While the basics of how to build a hair care routine lie in the foundations of wash, dry, and style, there are many other factors to consider for the healthiest, thickest, and shiniest hair. Although you don’t need a dozen products and tools to get the hair you want, there is more to hair care must-haves than shampoo and conditioner.
If you’re ready to get the most out of your hair, here’s a beginner’s guide on how to build a hair care routine.
Determine your hair type
Do a simple strand test. Take one hair strand between your fingertips, if you don’t feel anything this is a sign of fine hair. If you do feel the single strand, your hair is of medium width, and if it feels thick or textured, your hair is likely coarse.
Hair density refers to how much hair you actually have. To determine your hair density, take a handful of hair from the front of your head and gently pull it to the side. If a lot of your scalp is visible between the bunch of hair that you pulled, you have thin density, if you can barely see your scalp at all, your hair’s density is thick. Anything in between is medium density.
Have you ever tried to stretch or snap a hair strand? Your hair’s reaction is the simple way to determine the elasticity and strength of your hair. If the hair strand snaps immediately after trying to pull it between your fingers, your hair elasticity is low, whereas if you’re able to stretch the strand your hair elasticity is very high. Hair elasticity helps determine how well your hair can hold any styling. Low elasticity is linked to thin hair, whereas high elasticity, thick to normal hair.

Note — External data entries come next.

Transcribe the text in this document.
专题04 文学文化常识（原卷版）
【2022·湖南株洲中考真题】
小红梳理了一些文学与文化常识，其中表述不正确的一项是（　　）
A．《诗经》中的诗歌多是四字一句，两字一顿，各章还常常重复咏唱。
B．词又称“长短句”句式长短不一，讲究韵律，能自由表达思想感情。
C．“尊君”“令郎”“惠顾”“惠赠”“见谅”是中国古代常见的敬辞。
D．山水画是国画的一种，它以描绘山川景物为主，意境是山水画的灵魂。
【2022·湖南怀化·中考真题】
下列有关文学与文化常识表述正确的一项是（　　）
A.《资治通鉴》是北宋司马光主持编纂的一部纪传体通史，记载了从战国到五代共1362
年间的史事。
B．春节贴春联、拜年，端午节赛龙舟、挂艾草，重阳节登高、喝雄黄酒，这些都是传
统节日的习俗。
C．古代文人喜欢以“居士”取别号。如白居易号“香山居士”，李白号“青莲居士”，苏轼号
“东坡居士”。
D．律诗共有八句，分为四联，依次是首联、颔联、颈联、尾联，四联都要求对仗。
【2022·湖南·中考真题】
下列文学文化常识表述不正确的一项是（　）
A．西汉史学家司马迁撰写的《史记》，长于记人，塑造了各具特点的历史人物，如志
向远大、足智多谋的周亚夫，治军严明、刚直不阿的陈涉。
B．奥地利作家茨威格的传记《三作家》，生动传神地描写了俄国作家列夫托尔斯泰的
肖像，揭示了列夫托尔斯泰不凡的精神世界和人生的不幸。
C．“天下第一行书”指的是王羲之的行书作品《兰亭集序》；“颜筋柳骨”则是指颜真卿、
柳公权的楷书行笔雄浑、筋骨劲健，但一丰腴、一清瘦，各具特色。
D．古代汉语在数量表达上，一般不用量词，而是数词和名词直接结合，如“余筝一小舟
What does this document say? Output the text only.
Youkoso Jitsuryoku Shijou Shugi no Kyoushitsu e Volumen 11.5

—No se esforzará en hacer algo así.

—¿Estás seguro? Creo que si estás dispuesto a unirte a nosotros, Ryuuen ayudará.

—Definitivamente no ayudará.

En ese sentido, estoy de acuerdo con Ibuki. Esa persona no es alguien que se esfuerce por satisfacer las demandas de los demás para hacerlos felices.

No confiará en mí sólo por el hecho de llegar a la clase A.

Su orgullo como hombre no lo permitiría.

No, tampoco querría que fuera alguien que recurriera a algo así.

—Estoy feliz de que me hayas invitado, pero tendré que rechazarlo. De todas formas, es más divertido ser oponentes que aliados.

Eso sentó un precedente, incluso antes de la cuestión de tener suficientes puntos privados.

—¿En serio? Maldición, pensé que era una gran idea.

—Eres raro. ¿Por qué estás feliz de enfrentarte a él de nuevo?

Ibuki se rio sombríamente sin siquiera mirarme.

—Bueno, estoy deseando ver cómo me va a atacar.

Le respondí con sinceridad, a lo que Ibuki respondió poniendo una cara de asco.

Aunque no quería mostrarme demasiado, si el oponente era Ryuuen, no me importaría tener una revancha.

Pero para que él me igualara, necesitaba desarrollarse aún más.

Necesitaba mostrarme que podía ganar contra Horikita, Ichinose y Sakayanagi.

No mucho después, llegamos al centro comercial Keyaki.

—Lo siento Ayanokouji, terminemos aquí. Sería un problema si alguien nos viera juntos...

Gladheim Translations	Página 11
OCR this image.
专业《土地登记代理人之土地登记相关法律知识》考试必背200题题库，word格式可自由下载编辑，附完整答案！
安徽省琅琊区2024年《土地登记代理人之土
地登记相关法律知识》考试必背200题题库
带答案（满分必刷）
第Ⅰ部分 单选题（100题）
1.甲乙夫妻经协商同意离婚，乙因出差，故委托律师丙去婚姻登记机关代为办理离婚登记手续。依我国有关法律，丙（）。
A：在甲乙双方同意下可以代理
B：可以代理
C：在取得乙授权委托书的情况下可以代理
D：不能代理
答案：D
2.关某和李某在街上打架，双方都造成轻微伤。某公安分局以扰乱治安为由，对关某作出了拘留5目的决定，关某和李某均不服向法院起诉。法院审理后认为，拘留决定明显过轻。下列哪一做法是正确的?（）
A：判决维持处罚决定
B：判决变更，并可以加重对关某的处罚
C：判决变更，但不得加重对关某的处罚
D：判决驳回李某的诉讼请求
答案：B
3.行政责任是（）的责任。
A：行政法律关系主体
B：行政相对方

This is your hair’s ability to absorb moisture and product. To determine your hair’s porosity, fill a bowl with water and place a single strand of hair in the bowl. If your strand sinks to the bottom it has high porosity and is absorbing all the moisture. If your strand remains under the surface, but floats, your hair is well-balanced and is of “normal” porosity. If the strand floats above the surface of the water your hair has low porosity and does not absorb moisture easily. High porosity usually is a result of damaged, frizzy or dry hair. Low porosity can sometimes feel oily as it will take a lot of product in but may not distribute it accordingly.